The art represents life, energy, force, strength, power, and rebirth. . . . and there are oppositions—there are intimations of death and life. . . .there are oppositions. . . . there are two sexes. . . . . . . . . . . . . . . . . . . . . . . . . . . . . . . . . . . . . . . . . . . . . . . . . . . . . . . . . . . . . . . . . . . . . . . . . . . . . . . . . . . . . . . . . . . . . . . . . . . . . . . . . . . . . . . . . . . . . . . . . . . . . . . . . . . . . . . . . . . . . . . . . . . . . . . . . . . . . . . . . . . . . . . . . . . . . . . . . . . . . . . . . . . . . . . . . . . . . . . . . . . . . . . . . . . . . . . . . . . . . . . . . . . . . . . . . . . . . . . . . . . . . . . . . . . . . . . . . . . . . . . . . . . . . . . . . . . . . . . . . . . . . . . . . . . . . . . . . . . . . . . . . . . . . . . . . . . . . . . . . . . . . . . . . . . . . . . . . . . . . . . . . . . . . . . . . . . . . . . . . . . . .

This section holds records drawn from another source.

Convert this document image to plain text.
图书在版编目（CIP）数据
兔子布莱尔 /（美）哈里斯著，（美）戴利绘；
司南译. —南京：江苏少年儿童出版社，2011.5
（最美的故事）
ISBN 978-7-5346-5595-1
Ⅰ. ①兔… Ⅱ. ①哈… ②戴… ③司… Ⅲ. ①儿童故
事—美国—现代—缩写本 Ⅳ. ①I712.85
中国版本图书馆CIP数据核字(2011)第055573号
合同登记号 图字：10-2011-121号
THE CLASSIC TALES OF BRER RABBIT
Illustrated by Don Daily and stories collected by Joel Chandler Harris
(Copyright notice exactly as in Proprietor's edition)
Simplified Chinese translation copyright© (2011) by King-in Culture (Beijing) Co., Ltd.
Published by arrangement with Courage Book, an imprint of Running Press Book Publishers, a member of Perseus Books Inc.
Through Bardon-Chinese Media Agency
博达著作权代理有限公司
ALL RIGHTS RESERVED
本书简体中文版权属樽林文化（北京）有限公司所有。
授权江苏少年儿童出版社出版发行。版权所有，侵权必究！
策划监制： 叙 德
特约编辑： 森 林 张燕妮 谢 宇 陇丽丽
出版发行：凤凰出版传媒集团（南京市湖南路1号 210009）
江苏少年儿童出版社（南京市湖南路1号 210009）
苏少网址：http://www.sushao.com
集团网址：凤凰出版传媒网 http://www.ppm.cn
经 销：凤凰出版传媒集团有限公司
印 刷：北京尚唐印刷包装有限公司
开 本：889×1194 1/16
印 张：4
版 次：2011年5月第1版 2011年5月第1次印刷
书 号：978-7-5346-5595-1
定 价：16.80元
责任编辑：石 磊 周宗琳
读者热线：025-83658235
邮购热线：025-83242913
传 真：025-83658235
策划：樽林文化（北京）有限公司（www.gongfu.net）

The art represents life, energy, force, strength, power, and rebirth. The artist, the miner, the boxer, the poet, the diplomat—all are the same in the self-evident, and are united in a shared commitment to struggle for justice and truth.The exhibitions title was borrowed from an essay in the journals Art in the Twenty-First Century by Franz Kafka, which analyzes the history of German art and culture. The context of this period is the World War, which was marked by the destruction of the Berlin Wall, which ushered in a new era that is marked by contradictions between those who view the new world as the promised land of freedom and those who, seeing the transformation of the world, see it as a reality in which destruction still reigns supreme. While war is the universal language of totalitarianism, the artist is used to confronting and to attempting to control the world. As Kafka wrote, We are all strangers to a universe whose reality has yet to be formed. The words that accompanied the paintings, three well-chosen, realistic-style titles that evoke themes Kafka encountered in reading the Wall and of this period of history in which the contradictions between the atomized world of social democracy and the apocalyptic world of the atom were vividly manifest. They were submitted to the artist, who, as Kafka has it, responded to a call from the First World War. He sought to depict the world from the perspective of an observer who is as yet not a participant in it—a passive spectator.Each of these paintings contains an image of a standing male figure holding a hammer, a plow, or a shovel. Their faces are covered with heavy, broad, black strokes. The figures are angry, as if they have been chased out of a private, highly private world. They do not, however, seem to be attacking another human being. Their stance suggests that they are capable of nothing but destroying the world. Their aggression is directed at us.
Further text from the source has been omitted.